Erdoğan blocks NATO accession negotiations with Sweden and Finland
Turkey has blocked NATO’s initial decision to deal with requests from Finland and Sweden to join the military alliance, which casts doubt on hopes of a speedy accession of the two Nordic countries.
NATO ambassadors met on Wednesday with the aim of opening accession negotiations on the same day as Finland and Sweden submitted their applications, but Ankara’s opposition stopped each vote, according to a person with direct knowledge of the matter.
The postponement raises doubts that NATO will be able to approve the first stage of Finland’s and Sweden’s applications within one or two weeks, as Secretary General Jens Stoltenberg indicated. It also paves the way for several days of intensive diplomacy between the United States, Turkey, Finland and Sweden on the issue.
All 30 existing members of NATO must ratify the applications of Finland and Sweden, but that process will only start when the Defense Alliance issues an accession protocol and formally invites the two countries to join.
NATO declined to comment, other than reiterating Stoltenberg’s comments that “the security interests of all allies must be taken into account. [and] we are determined to work through all issues and reach a quick conclusion ”.
Speaking in parliament on Wednesday, Turkish President Recep Tayyip Erdoğan attacked Western allies for not respecting Ankara’s “sensitivity” to terrorism and accused recent NATO candidates of refusing to extradite 30 people accused of terror-related charges in his country. .
“We asked for 30 terrorists. They said, ‘We will not give them up,'” he said in a speech to Parliament. “You will not hand over terrorists, but you want to join NATO. We can not say yes to a security organization that lacks security. “
Erdoğan, who has the power to veto their accession to NATO, said NATO members should “understand, respect and support” Turkey’s sensitivity about these groups, but added: “None of our allies have shown the respect we expected. for our sensitivity. ”
The significant decision by Helsinki and Stockholm to continue membership in the alliance comes after Vladimir Putin’s invasion of Ukraine, a non-NATO member who shares a border with Russia, aroused decades of security thinking in the two Nordic countries.
But Erdoğan’s opposition to their recognition cast a shadow over what NATO leaders were trying to cast as a historic moment for the alliance.
“This is a good day at a critical moment for our security,” Stoltenberg said on Wednesday when the Finnish and Swedish ambassadors submitted their requests at a ceremony at NATO headquarters in Brussels.
Stoltenberg promised that NATO was “determined to work through all issues and reach swift conclusions”, adding: “All allies agree on the importance of NATO enlargement. We all agree that we must stand together, and we all agree. that this is a historic moment that we must all seize. “
Finnish President Sauli Niinistö and Swedish Prime Minister Magdalena Andersson will visit US President Joe Biden on Thursday in an attempt to win his support for rapid ratification and an attempt to overcome the Turkish opposition.

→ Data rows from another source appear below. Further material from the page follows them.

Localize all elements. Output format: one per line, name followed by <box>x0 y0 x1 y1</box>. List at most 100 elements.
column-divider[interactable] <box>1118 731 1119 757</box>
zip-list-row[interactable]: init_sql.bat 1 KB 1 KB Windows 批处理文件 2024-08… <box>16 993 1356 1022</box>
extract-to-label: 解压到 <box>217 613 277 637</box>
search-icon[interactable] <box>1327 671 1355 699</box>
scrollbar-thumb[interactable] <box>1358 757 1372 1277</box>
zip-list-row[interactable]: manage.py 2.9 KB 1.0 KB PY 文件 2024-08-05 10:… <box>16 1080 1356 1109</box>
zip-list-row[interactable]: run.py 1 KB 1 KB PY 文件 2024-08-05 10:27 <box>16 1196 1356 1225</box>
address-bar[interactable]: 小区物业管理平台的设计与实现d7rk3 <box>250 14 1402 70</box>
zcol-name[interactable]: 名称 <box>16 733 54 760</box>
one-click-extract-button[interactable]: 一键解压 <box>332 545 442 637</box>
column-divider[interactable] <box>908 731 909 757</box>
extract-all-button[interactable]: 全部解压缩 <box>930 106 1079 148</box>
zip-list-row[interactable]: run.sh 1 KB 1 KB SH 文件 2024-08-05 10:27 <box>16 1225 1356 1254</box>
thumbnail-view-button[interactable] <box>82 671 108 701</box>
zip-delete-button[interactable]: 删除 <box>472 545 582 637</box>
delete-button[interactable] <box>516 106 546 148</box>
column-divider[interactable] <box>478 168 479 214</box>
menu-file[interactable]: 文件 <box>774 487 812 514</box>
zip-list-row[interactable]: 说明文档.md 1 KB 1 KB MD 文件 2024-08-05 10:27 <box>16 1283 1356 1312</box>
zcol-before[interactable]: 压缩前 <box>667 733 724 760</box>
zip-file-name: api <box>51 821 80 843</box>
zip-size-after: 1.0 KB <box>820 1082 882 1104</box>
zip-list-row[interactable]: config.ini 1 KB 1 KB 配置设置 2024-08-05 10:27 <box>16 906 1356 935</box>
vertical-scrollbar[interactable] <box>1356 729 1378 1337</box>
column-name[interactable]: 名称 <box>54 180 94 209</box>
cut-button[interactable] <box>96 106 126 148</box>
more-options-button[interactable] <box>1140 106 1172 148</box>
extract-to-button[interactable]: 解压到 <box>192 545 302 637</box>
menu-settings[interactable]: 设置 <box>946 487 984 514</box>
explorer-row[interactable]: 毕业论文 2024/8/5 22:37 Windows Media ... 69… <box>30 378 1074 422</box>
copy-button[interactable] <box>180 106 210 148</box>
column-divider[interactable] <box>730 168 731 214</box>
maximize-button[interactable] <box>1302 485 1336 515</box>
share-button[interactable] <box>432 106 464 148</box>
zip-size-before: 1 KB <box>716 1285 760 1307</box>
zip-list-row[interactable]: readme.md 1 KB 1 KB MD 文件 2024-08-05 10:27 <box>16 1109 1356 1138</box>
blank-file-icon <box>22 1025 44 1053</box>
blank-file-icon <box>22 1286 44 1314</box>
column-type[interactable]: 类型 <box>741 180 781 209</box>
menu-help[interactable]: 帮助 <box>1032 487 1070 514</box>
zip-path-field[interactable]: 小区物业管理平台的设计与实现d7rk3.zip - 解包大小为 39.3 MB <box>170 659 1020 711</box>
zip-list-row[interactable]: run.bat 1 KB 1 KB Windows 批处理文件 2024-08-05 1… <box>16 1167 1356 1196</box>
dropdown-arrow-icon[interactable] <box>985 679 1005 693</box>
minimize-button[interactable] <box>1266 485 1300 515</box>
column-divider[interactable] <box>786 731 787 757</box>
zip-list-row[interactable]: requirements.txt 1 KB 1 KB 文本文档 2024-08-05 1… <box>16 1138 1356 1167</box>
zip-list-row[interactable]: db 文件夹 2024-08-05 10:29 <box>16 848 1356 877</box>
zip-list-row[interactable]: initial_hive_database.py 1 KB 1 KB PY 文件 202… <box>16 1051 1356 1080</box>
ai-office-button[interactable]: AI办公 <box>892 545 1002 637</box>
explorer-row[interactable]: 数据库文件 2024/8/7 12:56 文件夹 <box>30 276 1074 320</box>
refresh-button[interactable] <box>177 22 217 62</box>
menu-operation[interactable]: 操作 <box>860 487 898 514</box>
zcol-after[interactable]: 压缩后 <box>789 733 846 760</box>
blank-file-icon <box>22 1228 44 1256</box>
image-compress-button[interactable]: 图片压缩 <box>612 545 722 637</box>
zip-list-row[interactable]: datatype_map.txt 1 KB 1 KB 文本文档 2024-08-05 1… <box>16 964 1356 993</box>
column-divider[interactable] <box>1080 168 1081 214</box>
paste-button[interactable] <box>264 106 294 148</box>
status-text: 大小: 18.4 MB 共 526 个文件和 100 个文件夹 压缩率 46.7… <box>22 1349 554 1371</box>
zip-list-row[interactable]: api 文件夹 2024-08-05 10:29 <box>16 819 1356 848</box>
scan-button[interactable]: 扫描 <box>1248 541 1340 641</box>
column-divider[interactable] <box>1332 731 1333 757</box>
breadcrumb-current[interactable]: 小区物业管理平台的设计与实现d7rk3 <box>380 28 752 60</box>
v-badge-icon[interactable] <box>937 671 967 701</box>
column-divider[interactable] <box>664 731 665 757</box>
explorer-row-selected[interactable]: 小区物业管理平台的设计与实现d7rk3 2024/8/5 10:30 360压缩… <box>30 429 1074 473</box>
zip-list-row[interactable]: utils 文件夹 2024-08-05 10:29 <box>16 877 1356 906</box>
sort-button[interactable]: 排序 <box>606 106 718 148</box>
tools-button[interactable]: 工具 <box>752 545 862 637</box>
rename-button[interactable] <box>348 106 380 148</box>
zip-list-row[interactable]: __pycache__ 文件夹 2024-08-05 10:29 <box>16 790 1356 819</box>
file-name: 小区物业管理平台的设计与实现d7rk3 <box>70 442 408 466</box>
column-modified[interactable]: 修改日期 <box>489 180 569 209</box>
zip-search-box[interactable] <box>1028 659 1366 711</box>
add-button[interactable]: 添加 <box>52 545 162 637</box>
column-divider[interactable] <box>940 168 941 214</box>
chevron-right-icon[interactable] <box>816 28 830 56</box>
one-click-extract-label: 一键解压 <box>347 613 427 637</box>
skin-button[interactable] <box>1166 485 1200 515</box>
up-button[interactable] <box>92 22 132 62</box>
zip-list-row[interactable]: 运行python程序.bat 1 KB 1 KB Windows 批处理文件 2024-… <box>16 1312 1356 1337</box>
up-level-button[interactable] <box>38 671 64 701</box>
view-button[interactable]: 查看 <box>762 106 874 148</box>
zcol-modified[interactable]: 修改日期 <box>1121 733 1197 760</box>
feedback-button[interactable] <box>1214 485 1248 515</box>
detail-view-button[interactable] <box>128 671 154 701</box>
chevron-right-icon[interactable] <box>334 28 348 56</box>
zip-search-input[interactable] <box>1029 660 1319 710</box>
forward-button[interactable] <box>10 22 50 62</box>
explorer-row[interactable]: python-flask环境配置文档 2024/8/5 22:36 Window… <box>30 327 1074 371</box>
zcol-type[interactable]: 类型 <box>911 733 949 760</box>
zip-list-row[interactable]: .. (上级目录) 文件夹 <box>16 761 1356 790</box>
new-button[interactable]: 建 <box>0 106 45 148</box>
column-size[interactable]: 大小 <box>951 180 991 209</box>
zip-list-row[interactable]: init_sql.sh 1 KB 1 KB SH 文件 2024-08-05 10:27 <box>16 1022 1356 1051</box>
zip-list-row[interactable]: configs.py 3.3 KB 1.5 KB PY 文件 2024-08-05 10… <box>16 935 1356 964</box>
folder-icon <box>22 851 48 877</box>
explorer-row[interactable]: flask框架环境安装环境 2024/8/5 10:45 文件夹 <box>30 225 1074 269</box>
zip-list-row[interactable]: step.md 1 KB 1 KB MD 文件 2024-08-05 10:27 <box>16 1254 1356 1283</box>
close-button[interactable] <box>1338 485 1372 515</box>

Turkish Foreign Minister Mevlüt Çavuşoğlu will meet with US Secretary of State Antony Blinken in New York on Wednesday.
Niinistö said: “If we have a fast process there, it helps the whole process and the timetable.”
Turkey, which has been a member of NATO since 1952, is concerned about what is seen as Sweden’s failure to defeat members of the Kurdistan Workers’ Party (PKK), a militia that has been waging an armed struggle against the Turkish state since the 1980s. It has also accused Stockholm of harboring exile members of the Gulen movement, a secret Islamic sect blamed by Ankara for a violent coup attempt that shook Turkey in 2016.
On Wednesday, Turkey’s government-friendly newspaper Sabah posted a list of what it said were Ankara’s 10 demands from the Nordic countries. They included a demand to limit contacts with and financing of the PKK and its subsidiaries in Syria, as well as a strike against Stockholm-based media linked to Gulen.
Finland and Sweden have been keen to obtain security guarantees, with the United Kingdom, Norway, Denmark and Iceland agreeing to come to their aid if they were attacked before joining NATO and were the subject of its collective defense pledge.
Niinistö said during a state visit to Sweden on Tuesday that the countries had been encouraged by Putin and his foreign minister Sergei Lavrov’s mild reaction to their NATO applications, where both Russian officials seemed to suggest that Moscow would tolerate Finland and Sweden joining the alliance.
“Maybe Russia does not want to tell its people that we have new problems,” Niinistö said.
Finnish and Swedish membership of the alliance would more than double NATO’s borders with Russia, but would make it easier for the country to defend the three Baltic states, its most vulnerable point.
The Baltic countries have welcomed membership requests, but stressed that NATO must agree to increase its own security at a summit in Madrid in June.